Tensione diplomatica tra Brasile e Argentina dopo che il presidente Javier Milei ha definito "ladro" e "corrotto" l'omologo Luiz Inácio Lula da Silva. In risposta, Brasilia ha richiamato il proprio ambasciatore e ridotto il livello delle relazioni con Buenos Aires
Il Brasile ha chiesto all'Argentina il richiamo del proprio ambasciatore, ha dichiarato martedì il Ministero degli Esteri di Buenos Aires.
La richiesa fa seguito a una disputa diplomatica della scorsa settimana in cui il presidente Javier Milei ha definito il suo omologo brasiliano Luiz Inácio Lula da Silva un "ladro".
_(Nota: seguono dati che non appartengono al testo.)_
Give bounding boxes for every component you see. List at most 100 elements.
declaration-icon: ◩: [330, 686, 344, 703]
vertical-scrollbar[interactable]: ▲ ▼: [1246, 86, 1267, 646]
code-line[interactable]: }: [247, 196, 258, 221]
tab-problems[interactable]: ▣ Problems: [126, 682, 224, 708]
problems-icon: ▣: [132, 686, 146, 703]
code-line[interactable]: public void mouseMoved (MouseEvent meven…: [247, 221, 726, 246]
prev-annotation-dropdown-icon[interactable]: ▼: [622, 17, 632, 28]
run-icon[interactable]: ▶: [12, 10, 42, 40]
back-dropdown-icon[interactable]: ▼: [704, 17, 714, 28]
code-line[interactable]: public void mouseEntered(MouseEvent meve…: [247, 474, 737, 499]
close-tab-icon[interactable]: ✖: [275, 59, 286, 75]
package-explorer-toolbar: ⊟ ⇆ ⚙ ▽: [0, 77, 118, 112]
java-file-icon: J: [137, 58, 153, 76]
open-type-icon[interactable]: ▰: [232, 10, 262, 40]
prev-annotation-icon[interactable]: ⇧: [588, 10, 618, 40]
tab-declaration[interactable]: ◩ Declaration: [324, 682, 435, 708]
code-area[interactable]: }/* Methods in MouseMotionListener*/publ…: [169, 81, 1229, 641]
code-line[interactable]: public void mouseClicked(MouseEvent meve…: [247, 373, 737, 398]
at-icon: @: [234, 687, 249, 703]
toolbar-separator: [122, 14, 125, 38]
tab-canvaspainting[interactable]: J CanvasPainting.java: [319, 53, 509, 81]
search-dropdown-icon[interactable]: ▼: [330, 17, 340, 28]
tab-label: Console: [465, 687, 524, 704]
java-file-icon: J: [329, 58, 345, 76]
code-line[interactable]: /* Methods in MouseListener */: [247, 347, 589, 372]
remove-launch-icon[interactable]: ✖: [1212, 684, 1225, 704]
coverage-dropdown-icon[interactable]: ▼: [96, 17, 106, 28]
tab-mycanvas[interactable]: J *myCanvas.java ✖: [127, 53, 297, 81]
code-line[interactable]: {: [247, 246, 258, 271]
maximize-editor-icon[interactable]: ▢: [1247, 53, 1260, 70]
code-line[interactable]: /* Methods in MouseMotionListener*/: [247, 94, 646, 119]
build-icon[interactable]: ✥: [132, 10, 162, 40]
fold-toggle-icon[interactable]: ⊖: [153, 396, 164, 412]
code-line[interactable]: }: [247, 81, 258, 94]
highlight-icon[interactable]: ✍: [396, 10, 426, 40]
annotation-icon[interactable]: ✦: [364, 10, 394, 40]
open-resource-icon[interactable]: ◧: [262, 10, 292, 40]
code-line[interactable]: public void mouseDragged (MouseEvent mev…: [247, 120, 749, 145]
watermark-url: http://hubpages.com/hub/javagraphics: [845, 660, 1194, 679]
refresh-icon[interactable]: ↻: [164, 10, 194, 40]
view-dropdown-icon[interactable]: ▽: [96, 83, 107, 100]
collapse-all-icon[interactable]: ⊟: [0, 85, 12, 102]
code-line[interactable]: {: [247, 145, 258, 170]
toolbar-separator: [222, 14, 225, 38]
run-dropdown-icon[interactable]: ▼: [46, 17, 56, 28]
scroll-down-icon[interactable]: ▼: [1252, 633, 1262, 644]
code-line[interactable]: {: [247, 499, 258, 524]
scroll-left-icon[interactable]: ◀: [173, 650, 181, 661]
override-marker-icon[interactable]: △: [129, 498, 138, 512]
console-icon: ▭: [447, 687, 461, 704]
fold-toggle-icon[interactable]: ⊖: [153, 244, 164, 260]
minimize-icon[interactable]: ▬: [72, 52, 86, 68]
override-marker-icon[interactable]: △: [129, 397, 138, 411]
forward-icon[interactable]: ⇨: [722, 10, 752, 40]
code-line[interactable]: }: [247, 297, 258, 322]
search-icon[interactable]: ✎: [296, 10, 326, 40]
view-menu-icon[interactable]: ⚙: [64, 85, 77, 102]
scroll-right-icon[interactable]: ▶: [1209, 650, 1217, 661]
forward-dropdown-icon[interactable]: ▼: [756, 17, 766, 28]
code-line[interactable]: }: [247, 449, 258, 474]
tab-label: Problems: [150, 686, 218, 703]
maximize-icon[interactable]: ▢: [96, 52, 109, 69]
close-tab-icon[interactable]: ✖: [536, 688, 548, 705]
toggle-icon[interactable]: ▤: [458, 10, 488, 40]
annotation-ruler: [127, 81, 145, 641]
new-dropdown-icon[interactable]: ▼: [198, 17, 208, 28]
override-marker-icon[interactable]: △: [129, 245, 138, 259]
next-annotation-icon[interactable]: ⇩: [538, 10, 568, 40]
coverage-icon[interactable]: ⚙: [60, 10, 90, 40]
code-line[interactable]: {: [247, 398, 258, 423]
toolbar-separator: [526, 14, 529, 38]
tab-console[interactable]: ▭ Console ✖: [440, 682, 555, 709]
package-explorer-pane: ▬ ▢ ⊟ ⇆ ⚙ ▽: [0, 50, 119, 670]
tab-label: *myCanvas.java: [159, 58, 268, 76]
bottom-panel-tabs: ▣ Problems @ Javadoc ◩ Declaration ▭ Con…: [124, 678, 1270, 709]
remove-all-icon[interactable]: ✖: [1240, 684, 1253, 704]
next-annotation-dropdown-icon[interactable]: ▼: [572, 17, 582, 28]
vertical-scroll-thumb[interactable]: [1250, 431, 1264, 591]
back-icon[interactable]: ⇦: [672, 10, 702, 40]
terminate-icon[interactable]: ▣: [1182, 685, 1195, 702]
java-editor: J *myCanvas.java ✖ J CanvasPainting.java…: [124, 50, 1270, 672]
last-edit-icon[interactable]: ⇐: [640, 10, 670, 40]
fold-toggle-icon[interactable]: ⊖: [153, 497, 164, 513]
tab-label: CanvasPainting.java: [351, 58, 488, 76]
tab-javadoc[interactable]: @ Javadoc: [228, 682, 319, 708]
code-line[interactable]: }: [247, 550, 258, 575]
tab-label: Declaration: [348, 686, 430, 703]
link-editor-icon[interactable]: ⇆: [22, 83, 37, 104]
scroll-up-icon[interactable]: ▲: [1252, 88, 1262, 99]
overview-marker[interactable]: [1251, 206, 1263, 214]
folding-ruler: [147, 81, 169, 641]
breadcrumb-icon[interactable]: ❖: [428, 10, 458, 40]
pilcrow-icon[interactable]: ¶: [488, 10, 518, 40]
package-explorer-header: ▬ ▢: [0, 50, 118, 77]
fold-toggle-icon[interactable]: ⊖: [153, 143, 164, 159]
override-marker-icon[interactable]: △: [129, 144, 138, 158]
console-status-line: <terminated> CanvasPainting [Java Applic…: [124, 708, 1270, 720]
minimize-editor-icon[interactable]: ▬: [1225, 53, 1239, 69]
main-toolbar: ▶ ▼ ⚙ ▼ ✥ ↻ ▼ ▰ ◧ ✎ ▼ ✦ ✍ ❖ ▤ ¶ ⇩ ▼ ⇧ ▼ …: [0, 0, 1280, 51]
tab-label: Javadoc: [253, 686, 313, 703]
"È un ladro, è corrotto, è stato condannato per furto e corruzione, è stato in prigione, quindi è vero che possiamo definirlo un criminale", ha affermato Milei riferendosi a Lula in un'intervista al canale televisivo LN+.
Il governo brasiliano ha dichiarato di aver "ridotto la rappresentanza diplomatica bilaterale al livello di Incaricato d'Affari", ha affermato il Ministero degli Esteri argentino in un comunicato.
Inoltre, il Brasile ha richiamato il proprio ambasciatore in Argentina per consultazioni in merito al discorso di Milei, che ha preso di mira anche un giudice della Corte Suprema brasiliana.
Buenos Aires ha successivamente minimizzato la disputa diplomatica con il suo principale partner commerciale, con il portavoce presidenziale Adrian Ravier che ha affermato che si trattava di una questione di "divergenze ideologiche e politiche".
Interrogato domenica sul perché avesse mostrato tanta aggressività nei confronti di Lula, Milei ha spiegato: "Non pensate che sia aggressivo quando qualcuno vi ruba qualcosa? Chiamare un ladro 'ladro' è molto meno grave del furto in sé".
"Lo hanno rilasciato (Lula) per un errore amministrativo, non perché sia innocente. Pertanto, è un ladro e un funzionario corrotto", ha insistito il leader argentino.
Milei ha fatto osservazioni simili durante un discorso in Brasile lo scorso fine settimana a sostegno del senatore Flávio Bolsonaro, figlio dell'ex presidente Jair Bolsonaro e avversario di destra di Lula alle prossime elezioni presidenziali.
Flávio Bolsonaro gode del pieno appoggio di Milei, nonché del sostegno di membri dell'amministrazione del presidente statunitense Donald Trump e del primo ministro israeliano Benjamin Netanyahu.